What is Embolic Debris?
Your arteries are your body’s “highways” for blood flow from your heart to nourish your cells, and this flow is controlled by the heart’s aortic valve. If your aortic valve becomes narrowed from a buildup of plaque, it may need to be replaced. But just as highway construction can result in road debris, procedures to replace heart valves could as well.
Heart procedures such as transcatheter aortic valve replacement (TAVR) can be lifesaving by restoring function to the aortic valve. However, during this procedure, plaque can get knocked loose. Plaque is a buildup of fat, cholesterol, calcium, and other substances found in the blood. Embolic debris is the medical term for plaque that breaks away from an artery or valve and floats loosely in the bloodstream.

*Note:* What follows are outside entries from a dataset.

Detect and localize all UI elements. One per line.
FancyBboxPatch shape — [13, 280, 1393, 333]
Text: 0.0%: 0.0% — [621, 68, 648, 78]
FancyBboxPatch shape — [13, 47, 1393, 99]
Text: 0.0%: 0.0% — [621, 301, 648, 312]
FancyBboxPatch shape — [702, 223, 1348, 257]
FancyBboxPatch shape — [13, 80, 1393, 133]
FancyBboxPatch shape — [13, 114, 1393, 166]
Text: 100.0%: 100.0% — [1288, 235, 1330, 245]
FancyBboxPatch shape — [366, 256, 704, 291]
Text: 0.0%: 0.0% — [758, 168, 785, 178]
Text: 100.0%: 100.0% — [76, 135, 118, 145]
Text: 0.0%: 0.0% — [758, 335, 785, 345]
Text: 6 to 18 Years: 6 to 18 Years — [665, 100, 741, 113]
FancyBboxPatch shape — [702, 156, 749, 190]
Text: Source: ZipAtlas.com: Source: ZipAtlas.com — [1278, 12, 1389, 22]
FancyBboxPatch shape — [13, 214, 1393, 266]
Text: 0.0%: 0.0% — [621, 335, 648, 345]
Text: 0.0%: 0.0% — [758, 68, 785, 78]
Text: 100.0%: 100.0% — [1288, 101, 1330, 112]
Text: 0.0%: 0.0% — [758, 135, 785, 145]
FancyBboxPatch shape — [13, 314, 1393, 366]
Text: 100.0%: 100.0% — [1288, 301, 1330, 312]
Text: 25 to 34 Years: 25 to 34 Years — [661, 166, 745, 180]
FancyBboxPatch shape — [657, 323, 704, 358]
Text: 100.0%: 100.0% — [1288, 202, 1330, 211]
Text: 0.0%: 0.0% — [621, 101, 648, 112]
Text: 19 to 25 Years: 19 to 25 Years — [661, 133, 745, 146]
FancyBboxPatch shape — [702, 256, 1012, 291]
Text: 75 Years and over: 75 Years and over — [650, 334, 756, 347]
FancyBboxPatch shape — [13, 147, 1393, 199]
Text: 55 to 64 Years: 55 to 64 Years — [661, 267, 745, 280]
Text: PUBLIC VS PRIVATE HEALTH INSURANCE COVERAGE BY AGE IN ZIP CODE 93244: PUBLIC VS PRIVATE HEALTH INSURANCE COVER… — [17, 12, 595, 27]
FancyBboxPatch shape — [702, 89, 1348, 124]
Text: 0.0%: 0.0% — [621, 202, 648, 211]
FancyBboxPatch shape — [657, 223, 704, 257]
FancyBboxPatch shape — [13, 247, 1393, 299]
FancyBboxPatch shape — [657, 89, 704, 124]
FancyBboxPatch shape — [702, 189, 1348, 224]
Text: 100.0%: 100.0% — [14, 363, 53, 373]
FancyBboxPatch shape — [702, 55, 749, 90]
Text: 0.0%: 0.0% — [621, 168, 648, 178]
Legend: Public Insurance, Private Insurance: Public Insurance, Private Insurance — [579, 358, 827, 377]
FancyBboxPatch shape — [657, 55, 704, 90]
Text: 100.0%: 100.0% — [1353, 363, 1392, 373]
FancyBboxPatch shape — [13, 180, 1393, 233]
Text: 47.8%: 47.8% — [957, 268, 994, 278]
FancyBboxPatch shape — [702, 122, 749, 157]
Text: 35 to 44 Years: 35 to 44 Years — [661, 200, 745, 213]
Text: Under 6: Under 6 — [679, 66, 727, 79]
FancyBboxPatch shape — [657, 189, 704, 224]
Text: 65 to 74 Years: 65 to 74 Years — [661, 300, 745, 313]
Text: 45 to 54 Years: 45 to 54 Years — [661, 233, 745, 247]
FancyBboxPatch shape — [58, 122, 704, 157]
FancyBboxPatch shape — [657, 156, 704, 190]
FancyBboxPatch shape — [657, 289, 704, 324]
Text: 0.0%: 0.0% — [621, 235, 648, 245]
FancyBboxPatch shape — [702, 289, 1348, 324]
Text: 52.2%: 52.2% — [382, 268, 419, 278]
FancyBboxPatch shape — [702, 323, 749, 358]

This is important because those small particles of embolic debris could travel through the bloodstream to the smaller arteries in the brain and block them. Blocked blood flow in the brain can cause a stroke, which could result in brain damage and could be fatal.
Why Embolic Debris Occurs
TAVR is a minimally invasive procedure that is recommended if you have severe aortic stenosis, which is a narrowing or obstruction of your heart valve. It can significantly improve the quality of your life or even save your life.
During this procedure, your doctor inserts a long flexible tube called a catheter into an artery, usually through a small incision in your wrist, and guides it to your aortic valve. Once it is in position, the doctor expands an artificial replacement valve at the tip of the catheter, pushing your narrowed natural aortic valve aside.
If plaque buildup is present around your natural aortic valve, this replacement procedure may cause plaque to break loose and travel through your bloodstream toward your brain. This embolic debris has the potential to block blood flow, thereby cutting off the blood and oxygen supply to the brain.
A Unique Way to Remove Embolic Debris
Fortunately, there are ways to help prevent complications from embolic debris. The U.S. Food and Drug Administration (FDA) has cleared what is called a cerebral embolic protection device for use during TAVR procedures. The Sentinel® Cerebral Protection System is the first and only one of these devices approved for use in the United States to reduce the risk of stroke during TAVR. The Sentinel filters your blood, capturing and removing embolic debris that may be released during such procedures. Watch this short animation to better understand how cerebral embolic protection works.
Sentinel technology has been used to protect thousands of patients worldwide. In clinical studies, the Sentinel removed potentially dangerous embolic debris in 99% of patients undergoing TAVR.
How Cerebral Embolic Protection Works
At the beginning of the TAVR procedure, the cerebral embolic protection device is inserted via a thin tube through a small puncture in your right wrist and guided toward your heart. The doctor then places two filters into the two main arteries between your heart and brain.
These filters collect embolic debris throughout your TAVR procedure. After the valve procedure is finished, the filters and the collected debris are removed.
If TAVR is in your future, ask your Heart Team about cerebral embolic protection. You also can view this growing list of hospitals that are using the Sentinel system for protection during TAVR procedures.
The more you know about your own health, the better you can partner with your doctor to receive the very best care.